"I showed up at his house on a Sunday morning while Joss was still in post on 'The Avengers' and he told me what play he wanted to shoot, and the second sentence out of his mouth was it's gonna be in black-and-white," Hunter recalls. "And as a cinematographer, it's a very rare blessing to shoot anything in black-and-white these days. I told him I'm on board but I was curious to know why. It was an instinctual thing for him. Not only aesthetically but it's one less thing to worry about logistically with the color of the wardrobe and what you see on the walls. Deep down, he felt like it had a noir quality to it and transposing it to the modern day and shooting it in black-and-white would help bridge the gap between the language and the contemporary setting."
Shot in 12 days at his Spanish Colonial house in Santa Monica with members of his loyal acting troupe (led by Amy Acker and Alexis Denisof as the bitter rivals Beatrice and Benedick), Whedon re-imagined Shakespeare's popular comedy about love and slander with Italian suits and cell phones. With Elizabethan wit and timeless wisdom, it's modern yet musical and plays like a smart, accessible rom-com. (Whedon even credits this Shakespeare play with providing the template for the genre.) And its emphasis on female empowerment is right in Whedon's thematic wheelhouse. In fact, Whedon's wife, Kai Cole, insisted they forgo their 20th anniversary in Venice so he could reconnect with his house, family, and friends by making this passion project.

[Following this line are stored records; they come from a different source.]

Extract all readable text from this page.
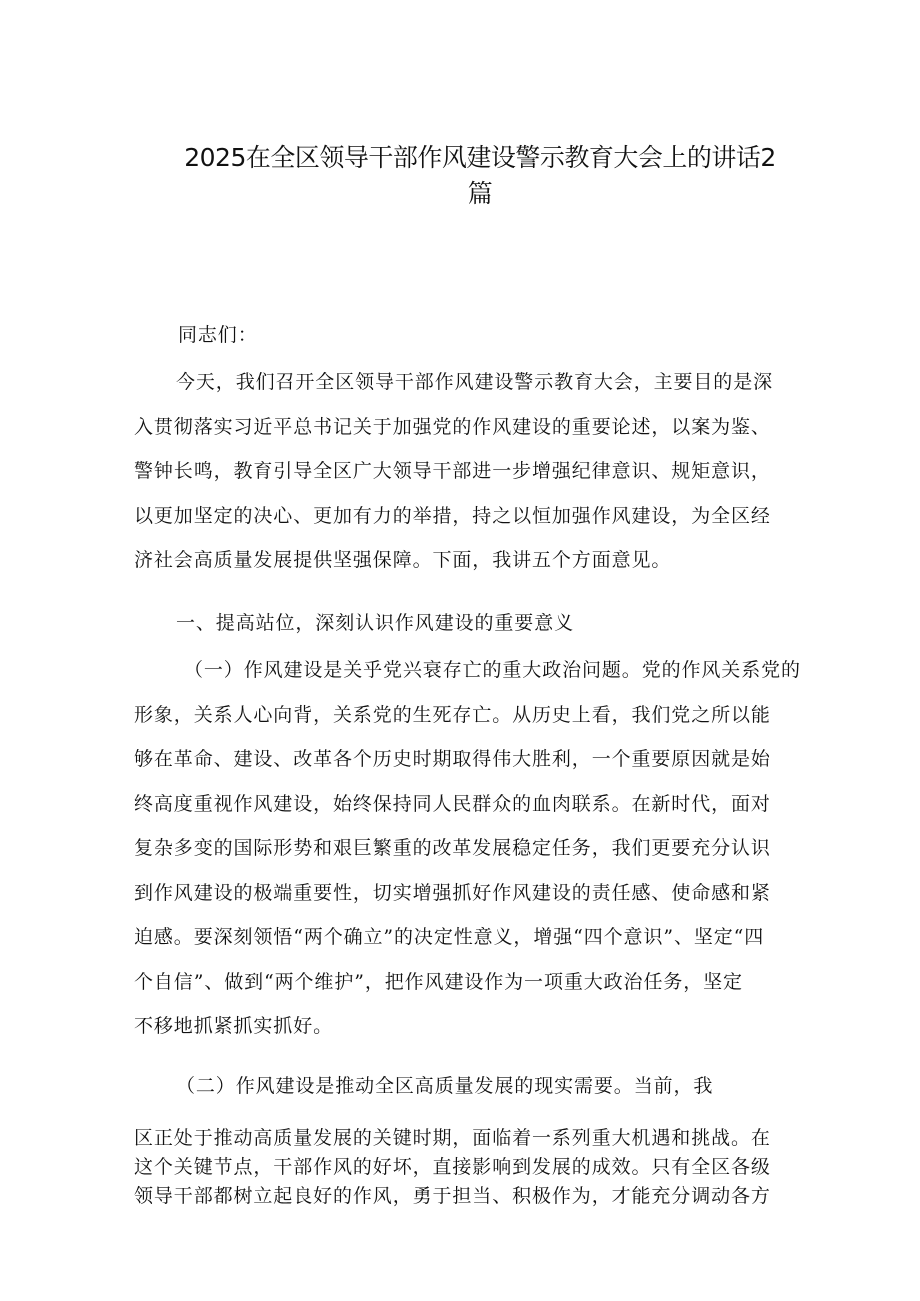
2025在全区领导干部作风建设警示教育大会上的讲话2
篇
同志们：
今天，我们召开全区领导干部作风建设警示教育大会，主要目的是深
入贯彻落实习近平总书记关于加强党的作风建设的重要论述，以案为鉴、
警钟长鸣，教育引导全区广大领导干部进一步增强纪律意识、规矩意识，
以更加坚定的决心、更加有力的举措，持之以恒加强作风建设，为全区经
济社会高质量发展提供坚强保障。下面，我讲五个方面意见。
一、提高站位，深刻认识作风建设的重要意义
（一）作风建设是关乎党兴衰存亡的重大政治问题。党的作风关系党的
形象，关系人心向背，关系党的生死存亡。从历史上看，我们党之所以能
够在革命、建设、改革各个历史时期取得伟大胜利，一个重要原因就是始
终高度重视作风建设，始终保持同人民群众的血肉联系。在新时代，面对
复杂多变的国际形势和艰巨繁重的改革发展稳定任务，我们更要充分认识
到作风建设的极端重要性，切实增强抓好作风建设的责任感、使命感和紧
迫感。要深刻领悟“两个确立”的决定性意义，增强“四个意识”、坚定“四
个自信”、做到“两个维护”，把作风建设作为一项重大政治任务，坚定
不移地抓紧抓实抓好。
（二）作风建设是推动全区高质量发展的现实需要。当前，我
区正处于推动高质量发展的关键时期，面临着一系列重大机遇和挑战。在
这个关键节点，干部作风的好坏，直接影响到发展的成效。只有全区各级
领导干部都树立起良好的作风，勇于担当、积极作为，才能充分调动各方
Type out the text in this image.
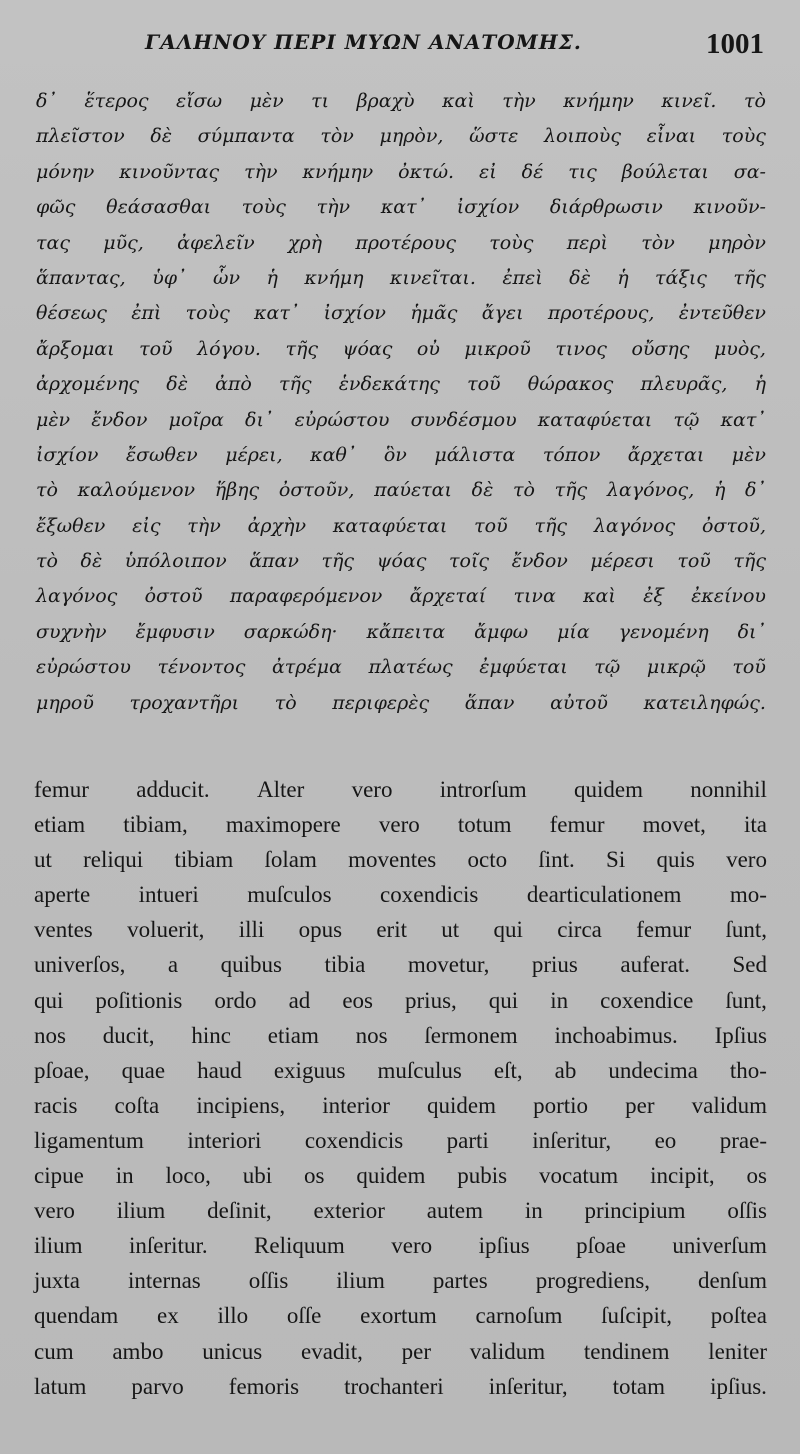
ΓΑΛΗΝΟΥ ΠΕΡΙ ΜΥΩΝ ΑΝΑΤΟΜΗΣ.	1001
δ᾿ ἕτερος εἴσω μὲν τι βραχὺ καὶ τὴν κνήμην κινεῖ. τὸ
πλεῖστον δὲ σύμπαντα τὸν μηρὸν, ὥστε λοιποὺς εἶναι τοὺς
μόνην κινοῦντας τὴν κνήμην ὀκτώ. εἰ δέ τις βούλεται σα-
φῶς θεάσασθαι τοὺς τὴν κατ᾿ ἰσχίον διάρθρωσιν κινοῦν-
τας μῦς, ἀφελεῖν χρὴ προτέρους τοὺς περὶ τὸν μηρὸν
ἅπαντας, ὑφ᾿ ὧν ἡ κνήμη κινεῖται. ἐπεὶ δὲ ἡ τάξις τῆς
θέσεως ἐπὶ τοὺς κατ᾿ ἰσχίον ἡμᾶς ἄγει προτέρους, ἐντεῦθεν
ἄρξομαι τοῦ λόγου. τῆς ψόας οὐ μικροῦ τινος οὔσης μυὸς,
ἀρχομένης δὲ ἀπὸ τῆς ἑνδεκάτης τοῦ θώρακος πλευρᾶς, ἡ
μὲν ἔνδον μοῖρα δι᾿ εὐρώστου συνδέσμου καταφύεται τῷ κατ᾿
ἰσχίον ἔσωθεν μέρει, καθ᾿ ὃν μάλιστα τόπον ἄρχεται μὲν
τὸ καλούμενον ἥβης ὀστοῦν, παύεται δὲ τὸ τῆς λαγόνος, ἡ δ᾿
ἔξωθεν εἰς τὴν ἀρχὴν καταφύεται τοῦ τῆς λαγόνος ὀστοῦ,
τὸ δὲ ὑπόλοιπον ἅπαν τῆς ψόας τοῖς ἔνδον μέρεσι τοῦ τῆς
λαγόνος ὀστοῦ παραφερόμενον ἄρχεταί τινα καὶ ἐξ ἐκείνου
συχνὴν ἔμφυσιν σαρκώδη· κἄπειτα ἄμφω μία γενομένη δι᾿
εὐρώστου τένοντος ἀτρέμα πλατέως ἐμφύεται τῷ μικρῷ τοῦ
μηροῦ τροχαντῆρι τὸ περιφερὲς ἅπαν αὐτοῦ κατειληφώς.
femur adducit. Alter vero introrſum quidem nonnihil
etiam tibiam, maximopere vero totum femur movet, ita
ut reliqui tibiam ſolam moventes octo ſint. Si quis vero
aperte intueri muſculos coxendicis dearticulationem mo-
ventes voluerit, illi opus erit ut qui circa femur ſunt,
univerſos, a quibus tibia movetur, prius auferat. Sed
qui poſitionis ordo ad eos prius, qui in coxendice ſunt,
nos ducit, hinc etiam nos ſermonem inchoabimus. Ipſius
pſoae, quae haud exiguus muſculus eſt, ab undecima tho-
racis coſta incipiens, interior quidem portio per validum
ligamentum interiori coxendicis parti inſeritur, eo prae-
cipue in loco, ubi os quidem pubis vocatum incipit, os
vero ilium deſinit, exterior autem in principium oſſis
ilium inſeritur. Reliquum vero ipſius pſoae univerſum
juxta internas oſſis ilium partes progrediens, denſum
quendam ex illo oſſe exortum carnoſum ſuſcipit, poſtea
cum ambo unicus evadit, per validum tendinem leniter
latum parvo femoris trochanteri inſeritur, totam ipſius.
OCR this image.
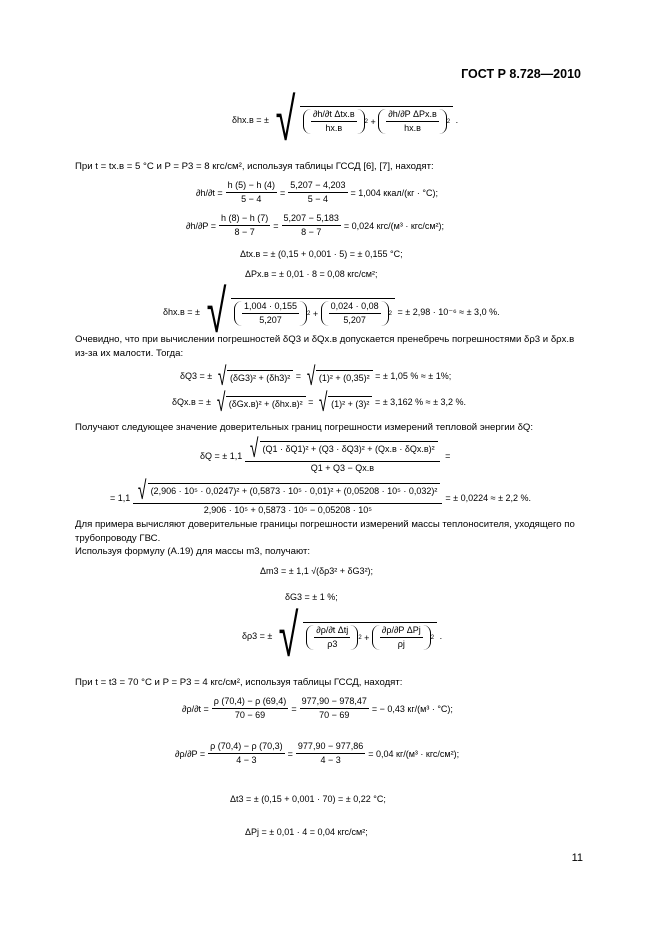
ГОСТ Р 8.728—2010
δhх.в = ± √ $\frac{\text{∂h/∂t Δtх.в}}{hх.в} 2 + \frac{\text{∂h/∂P ΔPх.в}}{hх.в} 2$ .
При t = tх.в = 5 °С и P = P3 = 8 кгс/см², используя таблицы ГССД [6], [7], находят:
$\partial h/\partial t = \frac{h (5) - h (4)}{5 - 4} = \frac{5,207 - 4,203}{5 - 4} = 1,004$ ккал/(кг · °С);
$\partial h/\partial P = \frac{h (8) - h (7)}{8 - 7} = \frac{5,207 - 5,183}{8 - 7} = 0,024$ кгс/(м³ · кгс/см²);
Δtх.в = ± (0,15 + 0,001 · 5) = ± 0,155 °С;
ΔPх.в = ± 0,01 · 8 = 0,08 кгс/см²;
δhх.в = ± √ $\frac{1,004 \cdot 0,155}{5,207} 2 + \frac{0,024 \cdot 0,08}{5,207} 2$
= ± 2,98 · 10⁻⁶ ≈ ± 3,0 %.
Очевидно, что при вычислении погрешностей δQ3 и δQх.в допускается пренебречь погрешностями δρ3 и δρх.в из-за их малости. Тогда:
δQ3 = ±
√ (δG3)² + (δh3)² = √ (1)² + (0,35)²
= ± 1,05 % ≈ ± 1%;
δQх.в = ±
√ (δGх.в)² + (δhх.в)² = √ (1)² + (3)²
= ± 3,162 % ≈ ± 3,2 %.
Получают следующее значение доверительных границ погрешности измерений тепловой энергии δQ:
δQ = ± $1,1 \frac{\text{√ (Q1 · δQ1)² + (Q3 · δQ3)² + (Qх.в · δQх.в)²}}{Q1 + Q3 - Qх.в}$ =
= 1,1 √ (2,906 · 10⁵ · 0,0247)² + (0,5873 · 10⁵ · 0,01)² + (0,05208 · 10⁵ · 0,032)²
2,906 · 10⁵ + 0,5873 · 10⁵ − 0,05208 · 10⁵
= ± 0,0224 ≈ ± 2,2 %.
Для примера вычисляют доверительные границы погрешности измерений массы теплоносителя, уходящего по трубопроводу ГВС.
Используя формулу (А.19) для массы m3, получают:
Δm3 = ± 1,1 √(δρ3² + δG3²);
δG3 = ± 1 %;
δρ3 = ± √ $\frac{\text{∂ρ/∂t Δtj}}{\rho 3} 2 + \frac{\text{∂ρ/∂P ΔPj}}{\rho j} 2$ .
При t = t3 = 70 °С и P = P3 = 4 кгс/см², используя таблицы ГССД, находят:
$\partial\rho/\partial t = \frac{\rho (70,4) - \rho (69,4)}{70 - 69} = \frac{977,90 - 978,47}{70 - 69}$ = − 0,43 кг/(м³ · °С);
$\partial\rho/\partial P = \frac{\rho (70,4) - \rho (70,3)}{4 - 3} = \frac{977,90 - 977,86}{4 - 3} = 0,04$ кг/(м³ · кгс/см²);
Δt3 = ± (0,15 + 0,001 · 70) = ± 0,22 °С;
ΔPj = ± 0,01 · 4 = 0,04 кгс/см²;
11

Of course, Shakespeare in black-and-white is nothing new: Laurence Olivier's "Hamlet" and Orson Welles' "Macbeth," "Othello," and "Chimes at Midnight" are monochromatic masterpieces ranging from Expressionism to neo-realism to a new kind of hybrid.
"I remember we talked about 'Othello' right off the bat," Hunter continues. "He also wanted it hand-held and so I started thinking about Goddard and Truffaut. Here's a way to adapt the material visually in a way that's never been done before. Don't use dollies and get the cameras very close to the actors [with loose blocking] and be immersed in the scene. We wanted the camera to be moving around and panning back and forth and almost improvising a little bit to give it a fresh, vibrant feel. I also wanted to add a little hand-held Herzog in there and Joss was smiling and nodding and, 'Yes, yes, yes -- all this! I want to do all this!"
Hunter shot digitally with the Red Epic in color and then converted to black-and-white in post. On set, however, they switched the chroma off the monitors. It's not the purest way to shoot black-and-white, but the new Red Epic Monochrome moves a step closer by allowing you to switch off the color with the touch of a button. Yet Hunter had enough latitude to get both soft and hard light depending on the mood. The hardest part was staying in focus with so much hand-held. Considering there was only a day of rehearsal and it was shot fast and loose like TV, "Much Ado" went pretty smoothly.
"We needed to give Joss as much time with the camera as possible," Hunter suggests. "My trying to get a light that was 20 minutes away to make the scene a little better was going to take away four takes or lose a close-up. And so we tried not to slow down the process with any technical elements. But I knew if the film looked like crap, Joss would at least get the takes and performances he needed."
The exterior party scene in the backyard was logistically nerve racking, shooting quickly as soon as the sun went down and into the night with 100 extras. But with the Epic very sensitive to low light, all they had to do was spread china balls on the ground and behind bushes and columns to get some soft spot lighting. When Cole jumps into the water playing an overexcited party goer, the sense of submersion was enhanced with the aid of a $10 fish tank.